We went to Auberge de Soleil in an effort to salvage that last tasting experience, but unfortunately got there with the rest of the throngs who have discovered just about every secret that remained in Napa and instead of a quiet, beautiful view over the valley, we found ourselves surrounded by people with more money than charm and decided even after securing a table that we didn’t need to be there.
So we headed to Turnbull and there, right before they closed, found at last again, one of our favorite wineries – the first that Tatjana had been to and the same woman, CJ, whose daughter in law is from Belarus, and who remembered us from last year. We sampled all the wonderful wines and Tatjana, my communist anti yup gf signed up to be a wine club member – shocking.
Then we made our way back up the valleys of incomparable beauty stopping in Calistoga to make a reservation for mudbaths tomorrow (today Sunday) and meandered home where all of our best intentions to do more collided with finding our bed and going to sleep at 7PM not to wake up until 7 the next morning – 12 hours of sleep!
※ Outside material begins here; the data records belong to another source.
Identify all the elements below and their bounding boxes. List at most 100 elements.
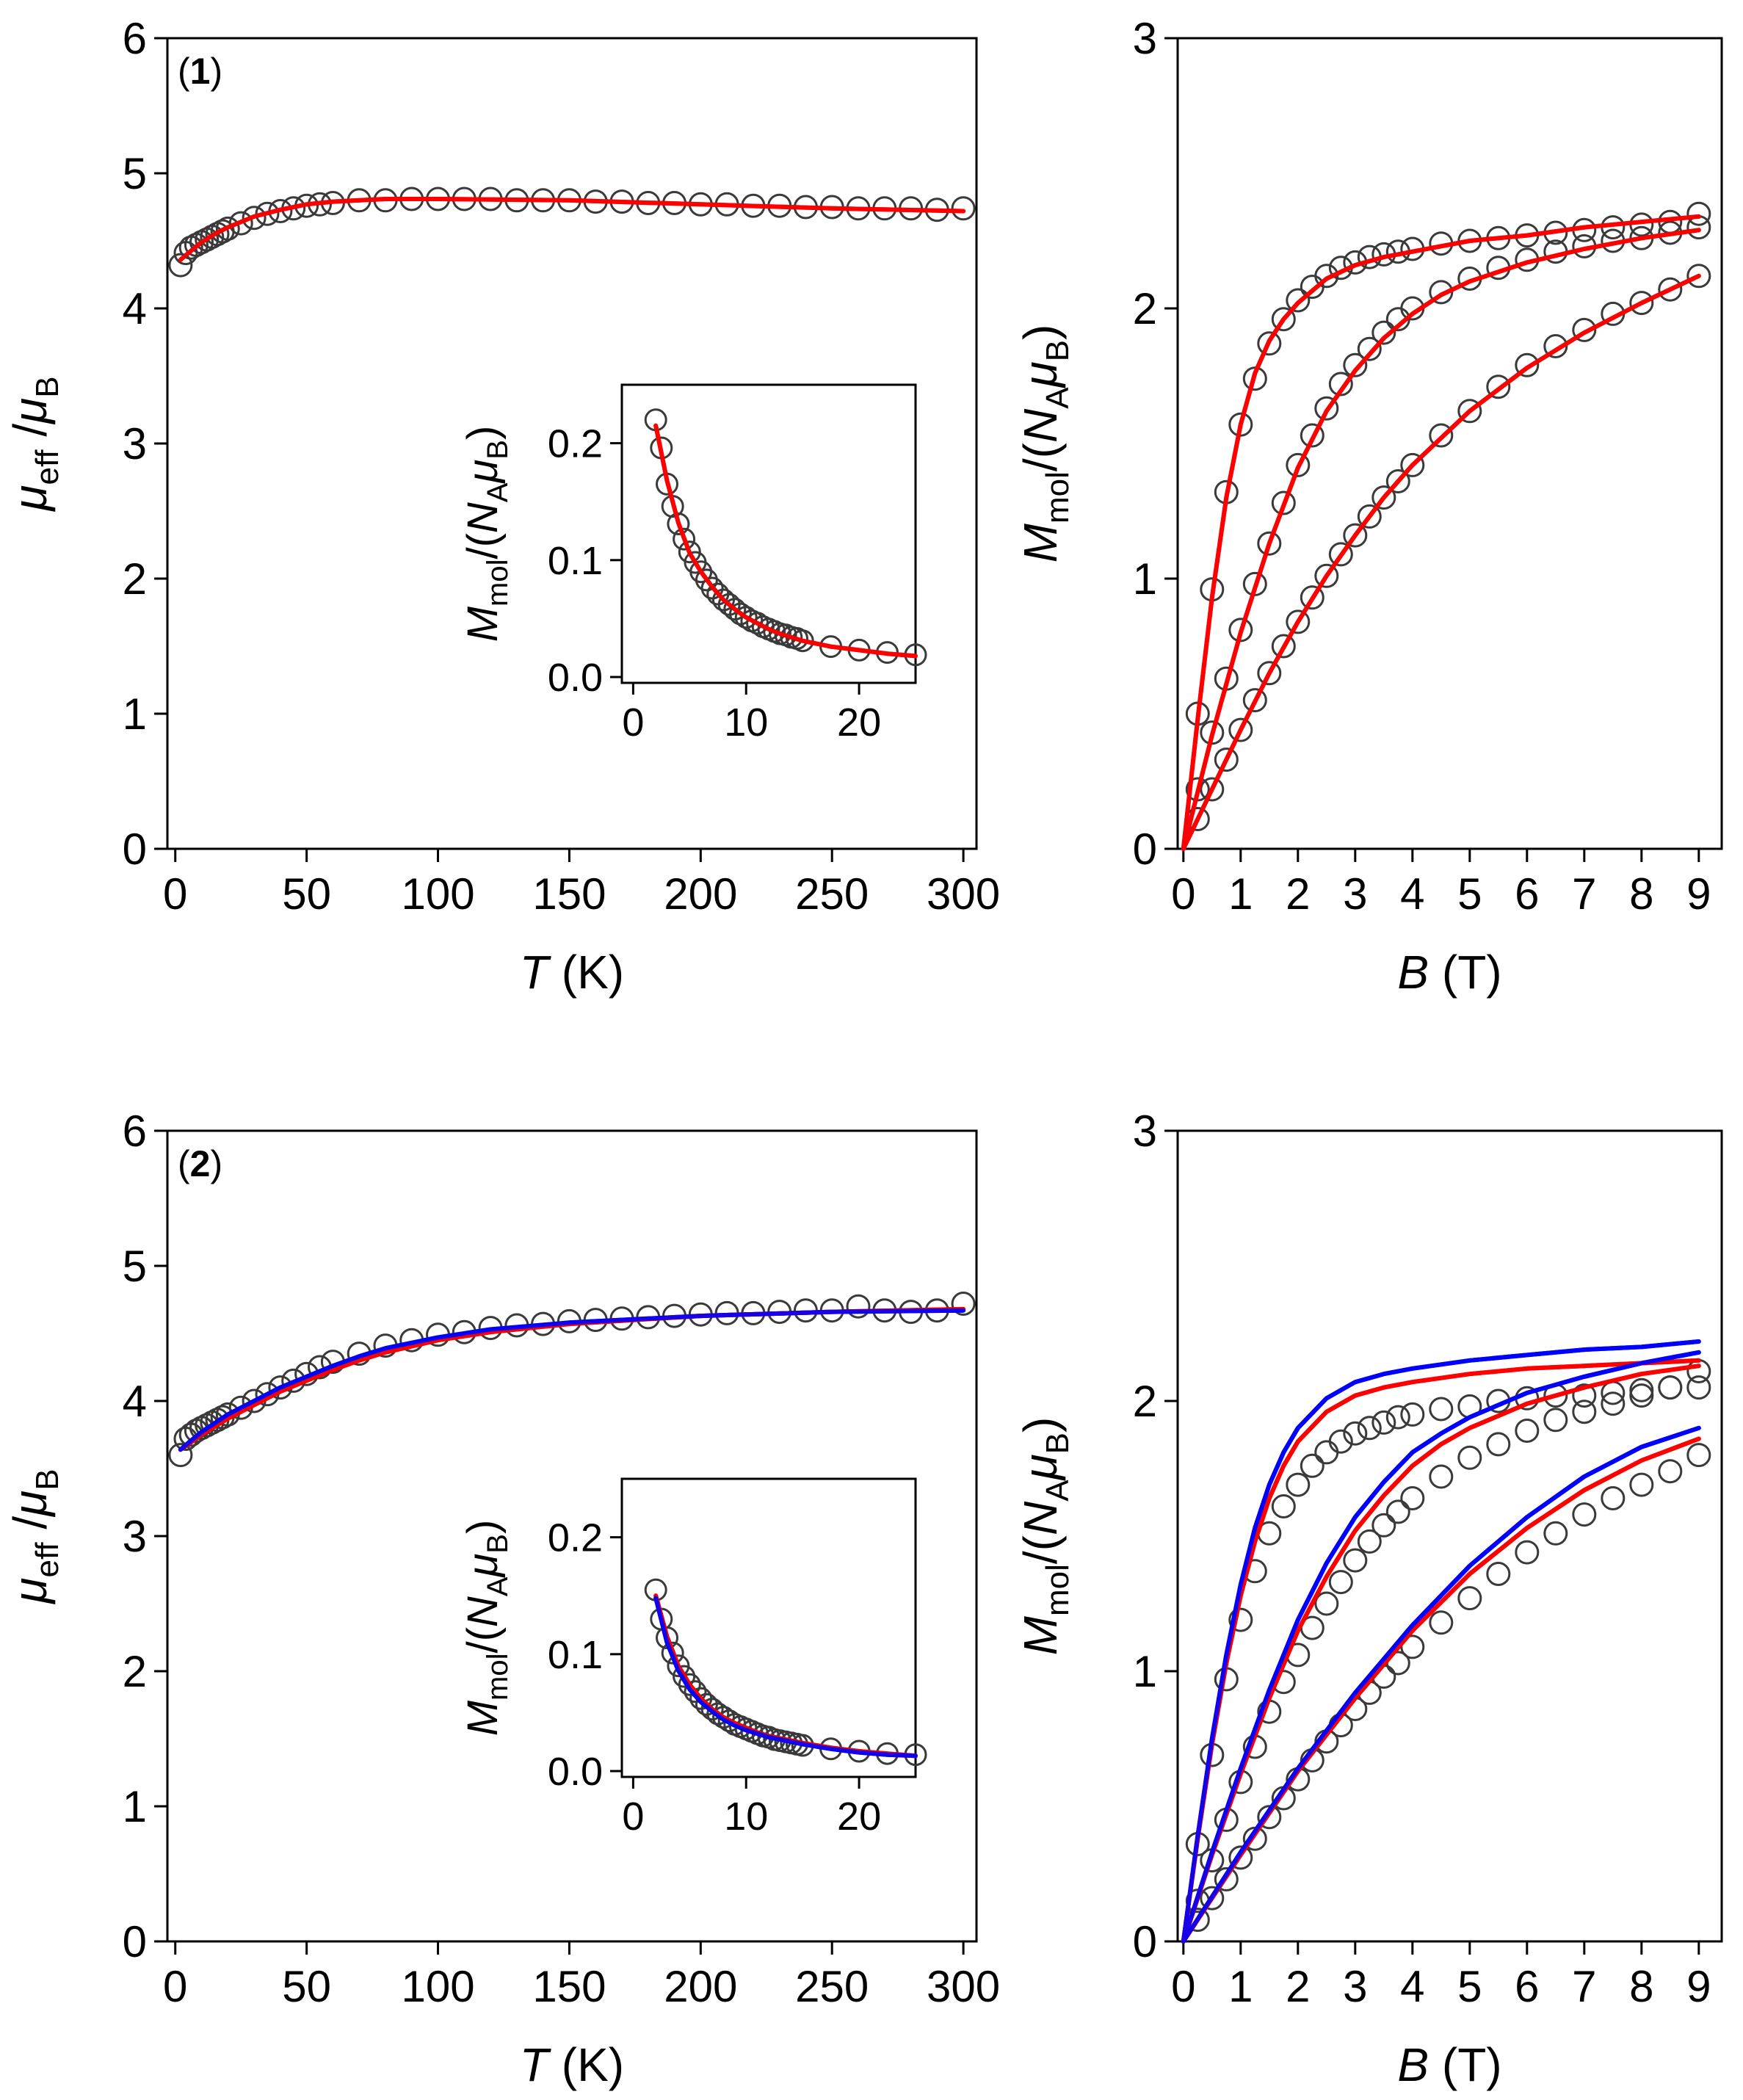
data-point: [1357, 1416, 1382, 1441]
x-tick-label: 100: [401, 869, 474, 919]
red-fit-line: [1181, 228, 1701, 851]
data-point: [1658, 1375, 1683, 1400]
data-point: [1271, 307, 1296, 332]
y-axis-label: Mmol/(NAμB): [1014, 1417, 1076, 1656]
data-point: [1328, 1570, 1353, 1595]
data-point: [1314, 563, 1339, 588]
x-tick-label: 200: [664, 869, 737, 919]
x-tick-label: 9: [1686, 869, 1711, 919]
x-tick-label: 7: [1572, 1962, 1596, 2011]
data-point: [1572, 317, 1597, 342]
red-fit-line: [1181, 1358, 1701, 1944]
x-tick-label: 0: [1171, 1962, 1195, 2011]
inset-chart: 0 10 20 0.0 0.1 0.2 Mmol/(NAμB): [459, 383, 927, 745]
data-point: [1271, 490, 1296, 515]
x-tick-label: 150: [532, 869, 606, 919]
data-point: [1371, 1410, 1396, 1435]
data-point: [1286, 1472, 1311, 1497]
data-point: [1515, 1419, 1540, 1443]
data-point: [1371, 320, 1396, 345]
inset-data-point: [673, 527, 696, 551]
blue-fit-line-overlay: [653, 1596, 918, 1759]
data-point: [1486, 1432, 1511, 1457]
data-point: [1686, 201, 1711, 226]
data-point: [1200, 777, 1225, 802]
data-point: [1357, 1529, 1382, 1554]
data-point: [228, 211, 253, 236]
data-point: [1257, 531, 1282, 556]
red-fit-line-overlay: [178, 197, 966, 262]
panel-label: (1): [178, 51, 222, 92]
data-point: [1300, 423, 1325, 448]
data-point: [1286, 288, 1311, 313]
inset-x-tick-label: 10: [724, 1795, 768, 1839]
data-point: [1300, 1453, 1325, 1478]
inset-data-point: [661, 1641, 684, 1665]
data-point: [1429, 1464, 1454, 1489]
data-point: [1228, 717, 1253, 742]
y-tick-label: 0: [123, 1917, 147, 1966]
data-point: [1429, 280, 1454, 305]
data-point: [1515, 1540, 1540, 1565]
data-point: [1214, 747, 1239, 772]
y-tick-label: 3: [1133, 14, 1157, 63]
data-point: [1515, 352, 1540, 377]
frame: [1176, 1129, 1723, 1943]
x-tick-label: 4: [1400, 1962, 1424, 2011]
data-point: [1457, 399, 1482, 424]
data-point: [1200, 1886, 1225, 1911]
y-axis-label: Mmol/(NAμB): [459, 426, 514, 642]
data-point: [1686, 1375, 1711, 1400]
blue-fit-line-overlay: [1181, 1425, 1701, 1944]
data-point: [1357, 504, 1382, 529]
x-tick-label: 3: [1343, 1962, 1367, 2011]
data-point: [1457, 1445, 1482, 1470]
data-point: [1286, 452, 1311, 477]
x-tick-label: 250: [795, 869, 869, 919]
data-point: [168, 253, 193, 278]
data-point: [1429, 1610, 1454, 1635]
data-point: [1686, 215, 1711, 240]
data-point: [1314, 1440, 1339, 1465]
x-tick-label: 6: [1515, 1962, 1539, 2011]
blue-fit-line-overlay: [1181, 1350, 1701, 1944]
x-tick-label: 2: [1286, 1962, 1310, 2011]
red-fit-line-overlay: [1181, 1358, 1701, 1944]
x-tick-label: 8: [1629, 869, 1653, 919]
data-point: [1271, 1494, 1296, 1518]
data-point: [846, 1294, 871, 1319]
y-tick-label: 1: [1133, 554, 1157, 604]
data-point: [1629, 291, 1654, 316]
data-point: [1257, 331, 1282, 356]
data-point: [1314, 264, 1339, 289]
data-point: [1343, 1421, 1368, 1446]
data-point: [951, 196, 976, 221]
x-axis-label: B (T): [1397, 2038, 1501, 2091]
data-point: [1371, 485, 1396, 510]
inset-x-tick-label: 20: [837, 1795, 881, 1839]
x-tick-label: 100: [401, 1962, 474, 2011]
data-point: [1328, 542, 1353, 567]
x-tick-label: 2: [1286, 869, 1310, 919]
x-tick-label: 8: [1629, 1962, 1653, 2011]
red-fit-line-overlay: [653, 423, 918, 659]
y-tick-label: 3: [1133, 1107, 1157, 1156]
data-point: [1686, 264, 1711, 289]
y-tick-label: 4: [123, 1377, 147, 1426]
inset-data-point: [667, 513, 690, 535]
y-tick-label: 0: [1133, 825, 1157, 874]
inset-frame: [620, 383, 917, 684]
blue-fit-line-overlay: [178, 1308, 966, 1452]
data-point: [1328, 1429, 1353, 1454]
x-axis-label: B (T): [1397, 946, 1501, 999]
data-point: [1314, 1591, 1339, 1616]
data-point: [242, 206, 267, 231]
data-point: [1543, 1521, 1568, 1546]
data-point: [1257, 661, 1282, 686]
data-point: [1658, 1459, 1683, 1484]
inset-frame: [620, 1477, 917, 1778]
x-tick-label: 0: [163, 1962, 187, 2011]
x-tick-label: 9: [1686, 1962, 1711, 2011]
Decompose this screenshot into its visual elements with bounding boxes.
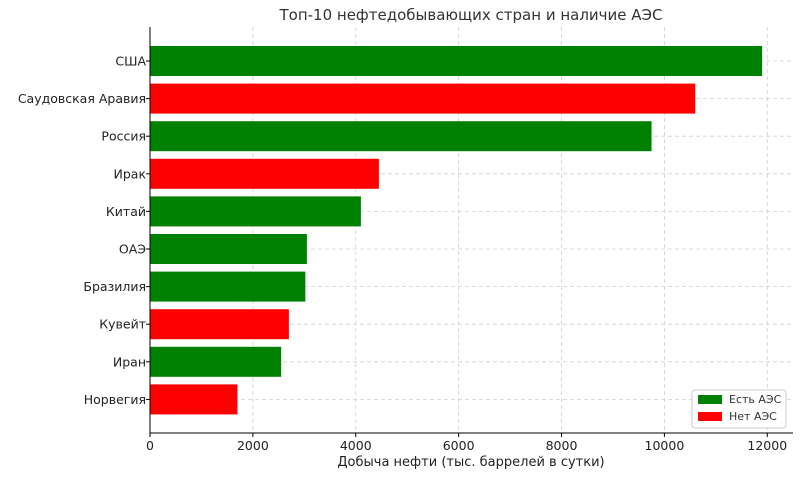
bar xyxy=(150,346,282,377)
y-tick-label: Ирак xyxy=(114,166,147,181)
x-tick-label: 4000 xyxy=(340,438,372,453)
legend-label-no-npp: Нет АЭС xyxy=(729,410,777,423)
y-tick-label: Бразилия xyxy=(83,279,146,294)
bar xyxy=(150,46,763,76)
x-tick-label: 10000 xyxy=(645,438,685,453)
y-tick-label: Норвегия xyxy=(84,392,146,407)
legend: Есть АЭС Нет АЭС xyxy=(691,389,787,429)
y-tick-label: ОАЭ xyxy=(119,242,146,257)
y-tick-label: США xyxy=(115,54,146,69)
x-tick-labels: 0 2000 4000 6000 8000 10000 12000 xyxy=(146,433,787,453)
y-tick-label: Иран xyxy=(113,354,146,369)
bar xyxy=(150,309,289,340)
x-axis-label: Добыча нефти (тыс. баррелей в сутки) xyxy=(337,455,604,470)
bar xyxy=(150,271,306,302)
bar xyxy=(150,83,696,114)
legend-label-has-npp: Есть АЭС xyxy=(729,393,782,406)
legend-swatch-no-npp xyxy=(698,412,722,421)
y-tick-label: Китай xyxy=(106,204,146,219)
y-tick-label: Саудовская Аравия xyxy=(18,91,146,106)
bar xyxy=(150,196,361,227)
x-tick-label: 2000 xyxy=(237,438,269,453)
legend-swatch-has-npp xyxy=(698,395,722,404)
y-tick-label: Кувейт xyxy=(99,317,146,332)
chart-title: Топ-10 нефтедобывающих стран и наличие А… xyxy=(278,6,662,24)
x-tick-label: 8000 xyxy=(546,438,578,453)
y-tick-label: Россия xyxy=(101,129,146,144)
y-tick-labels: США Саудовская Аравия Россия Ирак Китай ОАЭ Бр… xyxy=(18,54,150,407)
bar xyxy=(150,384,238,415)
bar xyxy=(150,121,652,152)
bar xyxy=(150,158,379,189)
x-tick-label: 12000 xyxy=(747,438,787,453)
bar xyxy=(150,234,307,264)
x-tick-label: 0 xyxy=(146,438,154,453)
x-tick-label: 6000 xyxy=(443,438,475,453)
bars xyxy=(150,46,763,415)
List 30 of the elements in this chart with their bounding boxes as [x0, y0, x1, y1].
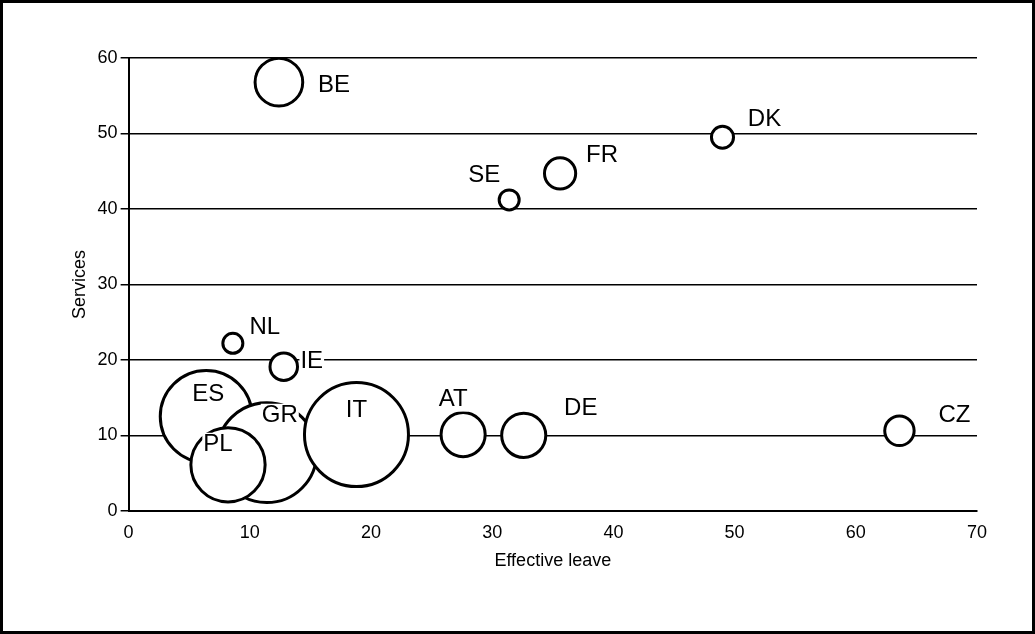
- y-tick-label: 20: [97, 348, 118, 369]
- x-tick-label: 10: [239, 521, 260, 542]
- x-tick-label: 60: [845, 521, 866, 542]
- y-tick-label: 0: [107, 499, 118, 520]
- y-tick-label: 50: [97, 122, 118, 143]
- series-label: FR: [586, 140, 619, 168]
- series-label: BE: [317, 69, 350, 97]
- series-label: GR: [261, 400, 298, 428]
- series-label: PL: [203, 429, 233, 457]
- x-tick-label: 50: [724, 521, 745, 542]
- y-axis-title: Services: [68, 249, 89, 319]
- series-label: CZ: [938, 400, 971, 428]
- x-tick-label: 40: [603, 521, 624, 542]
- series-label: DK: [747, 103, 782, 131]
- series-label: DE: [564, 392, 598, 420]
- series-label: IT: [345, 395, 368, 423]
- series-label: SE: [468, 159, 501, 187]
- x-tick-label: 70: [966, 521, 988, 542]
- y-tick-label: 10: [97, 424, 118, 445]
- x-tick-label: 20: [361, 521, 382, 542]
- series-label: AT: [438, 384, 468, 412]
- y-tick-label: 30: [97, 273, 118, 294]
- series-label: IE: [300, 346, 324, 374]
- series-label: NL: [249, 311, 281, 339]
- series-label: ES: [192, 379, 225, 407]
- y-tick-label: 60: [97, 46, 118, 67]
- y-tick-label: 40: [97, 197, 118, 218]
- x-tick-label: 30: [482, 521, 503, 542]
- x-tick-label: 0: [123, 521, 134, 542]
- x-axis-title: Effective leave: [494, 550, 612, 571]
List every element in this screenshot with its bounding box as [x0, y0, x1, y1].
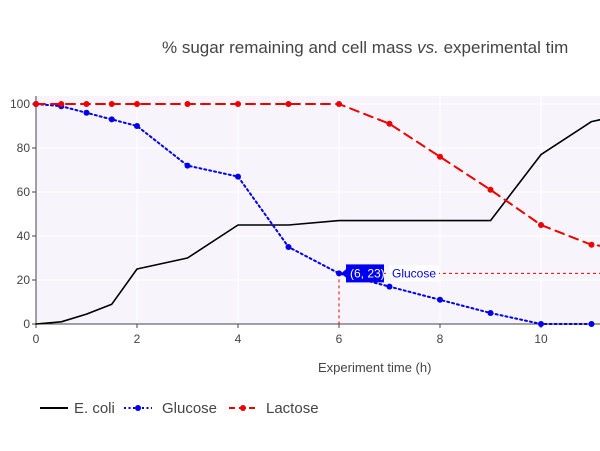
data-point[interactable] — [285, 244, 292, 250]
chart-title-italic: vs. — [417, 38, 439, 57]
y-tick-label: 60 — [17, 185, 31, 199]
y-tick-label: 40 — [17, 229, 31, 243]
data-point[interactable] — [235, 101, 241, 107]
hover-value-text: (6, 23) — [350, 266, 385, 280]
data-point[interactable] — [134, 101, 140, 107]
data-point[interactable] — [108, 101, 115, 107]
series-lactose — [33, 101, 600, 248]
data-point[interactable] — [588, 241, 595, 248]
data-point[interactable] — [285, 101, 292, 107]
data-point[interactable] — [437, 153, 443, 160]
data-point[interactable] — [336, 101, 342, 107]
y-tick-label: 80 — [17, 141, 31, 155]
data-point[interactable] — [83, 109, 90, 116]
data-point[interactable] — [437, 296, 443, 303]
hover-pointer — [341, 268, 347, 279]
series-e-coli — [35, 118, 600, 325]
axes — [35, 96, 600, 325]
data-point[interactable] — [235, 173, 241, 180]
legend: E. coli Glucose Lactose — [40, 400, 319, 417]
legend-item-lactose[interactable]: Lactose — [229, 400, 319, 417]
x-axis-label: Experiment time (h) — [318, 360, 431, 375]
chart-title: % sugar remaining and cell mass vs. expe… — [162, 38, 568, 57]
data-point[interactable] — [184, 162, 191, 169]
legend-label: Glucose — [162, 400, 217, 417]
legend-label: Lactose — [266, 400, 319, 417]
data-point[interactable] — [588, 321, 595, 327]
x-tick-label: 6 — [336, 332, 343, 346]
hover-name-text: Glucose — [392, 266, 436, 280]
series-line[interactable] — [35, 103, 593, 325]
y-tick-label: 100 — [10, 97, 30, 111]
chart-title-tail: experimental tim — [439, 38, 568, 57]
legend-item-glucose[interactable]: Glucose — [124, 400, 217, 417]
data-point[interactable] — [487, 186, 494, 193]
data-point[interactable] — [83, 101, 90, 107]
legend-label: E. coli — [74, 400, 115, 417]
x-tick-label: 2 — [134, 332, 141, 346]
data-point[interactable] — [184, 101, 191, 107]
data-point[interactable] — [336, 270, 342, 277]
data-point[interactable] — [58, 101, 65, 107]
series-group — [33, 101, 600, 327]
legend-item-e-coli[interactable]: E. coli — [40, 400, 115, 417]
legend-swatch-marker — [135, 405, 141, 411]
plot-area[interactable] — [36, 96, 600, 324]
x-tick-label: 0 — [33, 332, 40, 346]
data-point[interactable] — [538, 222, 544, 228]
x-tick-label: 8 — [437, 332, 444, 346]
y-tick-label: 20 — [17, 273, 31, 287]
chart-title-main: % sugar remaining and cell mass — [162, 38, 417, 57]
hover-value-box — [346, 264, 384, 283]
series-line[interactable] — [35, 103, 600, 247]
x-tick-label: 4 — [235, 332, 242, 346]
x-tick-label: 10 — [534, 332, 548, 346]
data-point[interactable] — [386, 120, 393, 127]
y-tick-label: 0 — [23, 317, 30, 331]
legend-swatch-marker — [240, 405, 246, 411]
data-point[interactable] — [108, 116, 115, 123]
hover-tooltip: (6, 23) Glucose — [341, 264, 439, 283]
data-point[interactable] — [386, 283, 393, 290]
data-point[interactable] — [134, 123, 140, 129]
data-point[interactable] — [487, 310, 494, 316]
data-point[interactable] — [538, 321, 544, 327]
hover-name-box — [389, 265, 439, 282]
series-line[interactable] — [35, 118, 600, 325]
data-point[interactable] — [33, 101, 39, 107]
This would work out as a great itinerary for those slightly older wanting to visit as it is the reality of being in the land of plenty and having little reserves – one bite at a time is all you need at this point in life. It also made me think of chucking the itineraries in the future as they only seem to provide a sense of stress to uphold them, a sense of failure in not completing them, and they sort of subtract from the feeling of shared discovery.